Afterwards, Emily helped Maribel placing the two caddies a little bit apart, but turned slightly inward so that the little consultant could discuss with the tiny ones what she discussed with their mommy just a little while ago. Then, Ms. T. excused herself while Maribel sat on the floor, cross-legged to talk to both of them.

“First of all,” she began, “it has been wonderful seeing you two taking so well to your new bodies and your new dependencies. I really enjoyed the time with you two and am looking forward to our next visit. You have been patient and have allowed your surrogate mother to make all your decisions for you. She has told me that you have never complained or compared her methods with your own from your past life, unless it was to compliment her. Most regenerates I talk too want to try to be raised the way they think they should be raised. The adult inside us all can be arrogant and have a sense of entitlement which then interferes with a primary need we fail to remember we have as regenerates: our need for us to trust our caregivers.”

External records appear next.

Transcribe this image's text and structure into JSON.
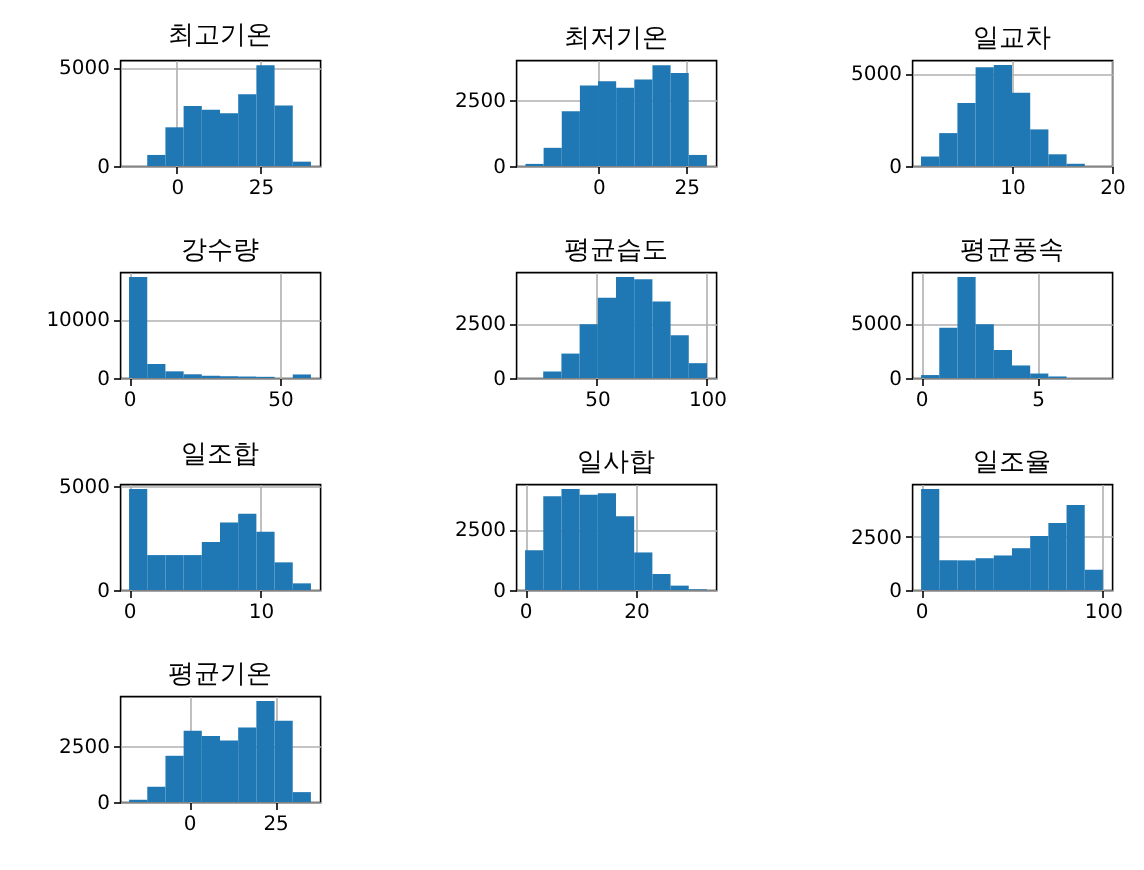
{
  "chart_data": [
    {
      "type": "histogram",
      "title": "최고기온",
      "bins": [
        -14.3,
        -8.86,
        -3.42,
        2.02,
        7.46,
        12.9,
        18.34,
        23.78,
        29.22,
        34.66,
        40.1
      ],
      "values": [
        null,
        560,
        1960,
        3040,
        2850,
        2670,
        3630,
        5110,
        3070,
        220
      ],
      "color": "#1f77b4",
      "xlim": [
        -17,
        42.8
      ],
      "ylim": [
        0,
        5370
      ],
      "xticks": [
        0,
        25
      ],
      "yticks": [
        0,
        5000
      ],
      "grid": true
    },
    {
      "type": "histogram",
      "title": "최저기온",
      "bins": [
        -20.8,
        -15.63,
        -10.46,
        -5.29,
        -0.12,
        5.05,
        10.22,
        15.39,
        20.56,
        25.73,
        30.9
      ],
      "values": [
        80,
        690,
        2080,
        3060,
        3220,
        2970,
        3280,
        3830,
        3530,
        420
      ],
      "color": "#1f77b4",
      "xlim": [
        -23.5,
        33.5
      ],
      "ylim": [
        0,
        4025
      ],
      "xticks": [
        0,
        25
      ],
      "yticks": [
        0,
        2500
      ],
      "grid": true
    },
    {
      "type": "histogram",
      "title": "일교차",
      "bins": [
        0.9,
        2.72,
        4.54,
        6.36,
        8.18,
        10.0,
        11.82,
        13.64,
        15.46,
        17.28,
        19.1
      ],
      "values": [
        510,
        1770,
        3390,
        5320,
        5430,
        3940,
        1970,
        630,
        120,
        null
      ],
      "color": "#1f77b4",
      "xlim": [
        0,
        20
      ],
      "ylim": [
        0,
        5705
      ],
      "xticks": [
        10,
        20
      ],
      "yticks": [
        0,
        5000
      ],
      "grid": true
    },
    {
      "type": "histogram",
      "title": "강수량",
      "bins": [
        0,
        6.03,
        12.06,
        18.09,
        24.12,
        30.15,
        36.18,
        42.21,
        48.24,
        54.27,
        60.3
      ],
      "values": [
        17130,
        2380,
        1130,
        630,
        380,
        300,
        250,
        200,
        null,
        600
      ],
      "color": "#1f77b4",
      "xlim": [
        -3,
        63.3
      ],
      "ylim": [
        0,
        17980
      ],
      "xticks": [
        0,
        50
      ],
      "yticks": [
        0,
        10000
      ],
      "grid": true
    },
    {
      "type": "histogram",
      "title": "평균습도",
      "bins": [
        17.3,
        25.57,
        33.84,
        42.11,
        50.38,
        58.65,
        66.92,
        75.19,
        83.46,
        91.73,
        100
      ],
      "values": [
        null,
        300,
        1120,
        2470,
        3680,
        4630,
        4530,
        3510,
        1960,
        680
      ],
      "color": "#1f77b4",
      "xlim": [
        13.2,
        104.1
      ],
      "ylim": [
        0,
        4860
      ],
      "xticks": [
        50,
        100
      ],
      "yticks": [
        0,
        2500
      ],
      "grid": true
    },
    {
      "type": "histogram",
      "title": "평균풍속",
      "bins": [
        0,
        0.78,
        1.56,
        2.34,
        3.12,
        3.9,
        4.68,
        5.46,
        6.24,
        7.02,
        7.8
      ],
      "values": [
        270,
        4600,
        9260,
        4930,
        2570,
        1150,
        410,
        140,
        null,
        null
      ],
      "color": "#1f77b4",
      "xlim": [
        -0.39,
        8.19
      ],
      "ylim": [
        0,
        9720
      ],
      "xticks": [
        0,
        5
      ],
      "yticks": [
        0,
        5000
      ],
      "grid": true
    },
    {
      "type": "histogram",
      "title": "일조합",
      "bins": [
        0,
        1.385,
        2.77,
        4.155,
        5.54,
        6.925,
        8.31,
        9.695,
        11.08,
        12.465,
        13.85
      ],
      "values": [
        4860,
        1680,
        1680,
        1680,
        2310,
        3250,
        3670,
        2800,
        1330,
        320
      ],
      "color": "#1f77b4",
      "xlim": [
        -0.69,
        14.54
      ],
      "ylim": [
        0,
        5100
      ],
      "xticks": [
        0,
        10
      ],
      "yticks": [
        0,
        5000
      ],
      "grid": true
    },
    {
      "type": "histogram",
      "title": "일사합",
      "bins": [
        0,
        3.28,
        6.56,
        9.84,
        13.12,
        16.4,
        19.68,
        22.96,
        26.24,
        29.52,
        32.8
      ],
      "values": [
        1640,
        3870,
        4170,
        3930,
        3990,
        3040,
        1550,
        660,
        180,
        30
      ],
      "color": "#1f77b4",
      "xlim": [
        -1.64,
        34.44
      ],
      "ylim": [
        0,
        4375
      ],
      "xticks": [
        0,
        20
      ],
      "yticks": [
        0,
        2500
      ],
      "grid": true
    },
    {
      "type": "histogram",
      "title": "일조율",
      "bins": [
        0,
        10,
        20,
        30,
        40,
        50,
        60,
        70,
        80,
        90,
        100
      ],
      "values": [
        4730,
        1390,
        1390,
        1490,
        1620,
        1960,
        2530,
        3140,
        3990,
        950
      ],
      "color": "#1f77b4",
      "xlim": [
        -5,
        105
      ],
      "ylim": [
        0,
        4970
      ],
      "xticks": [
        0,
        100
      ],
      "yticks": [
        0,
        2500
      ],
      "grid": true
    },
    {
      "type": "histogram",
      "title": "평균기온",
      "bins": [
        -17.4,
        -12.12,
        -6.84,
        -1.56,
        3.72,
        9.0,
        14.28,
        19.56,
        24.84,
        30.12,
        35.4
      ],
      "values": [
        100,
        680,
        2060,
        3180,
        2940,
        2740,
        3320,
        4500,
        3620,
        440
      ],
      "color": "#1f77b4",
      "xlim": [
        -20.04,
        38.04
      ],
      "ylim": [
        0,
        4725
      ],
      "xticks": [
        0,
        25
      ],
      "yticks": [
        0,
        2500
      ],
      "grid": true
    }
  ]
}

“If you don’t mind me interrupting, I … just wanted to add that I … feel more secure when I trust someone with better emotional maturity than me even if she is decades my junior, and I think Karen can vouch for that too, right, Karen?” said Ken.

“I think so too,” replied Karen, “A primary example is mommy took it upon herself to cover the outlets around the house with safeties even though we would never dream of getting near them, the fact that they are covered gives me much more peace. It’s hard to explain.”

“I think I know where you are going, and there is no need to explain,” replied Maribel, “I too am like that! I feel secure when mommy has rules, not just housework or things like that, but bed times, physical exercise times, and she even reminds me to sit up straight when I eat,” pausing for giggles. She continued, “I’ve been a sloucher my whole life and used to do it deliberately to rebel against my original parents, but for some reason I prefer now to… have her, … kind of micromanage me a little bit, if that’s a good word. Anyway, back to what I wanted to say to you. Keep trusting your mommy and your second childhood will be as good if not better than the first.

“Next, I have a recommended schedule for visiting a psychologist next week, who specializes in regenerates, and your mommy has punched in a couple of appointment requests already: Dr. Michelle Hilton. This is routine for every infant I consult that I recommend psychological examinations, so their chances of making it past the critical age are much better. Every month after that for at least a year, both of you will be seeing her, followed by seeing her about every two months after that, and more often if needed, until you are five, and it can be verified that you are successfully past the most critical phase of your development.

“I will be doing another week of on-site residency when you are six months old, and then when you are about to start walking, you will be seeing me in Richmond for an all-day workshop. I have more workshops after that if your mommy is interested, or even if you yourselves are interested and you can convince your mommy. I even have one for helping with potty-training! I had to tell you about that one because you both showed interest already, even though you are a long ways away. I will have another one-week residency about two months after you start walking. You will also have periodic visits with me in my office in Richmond, every few months, or more or less often as necessary, and with a social worker.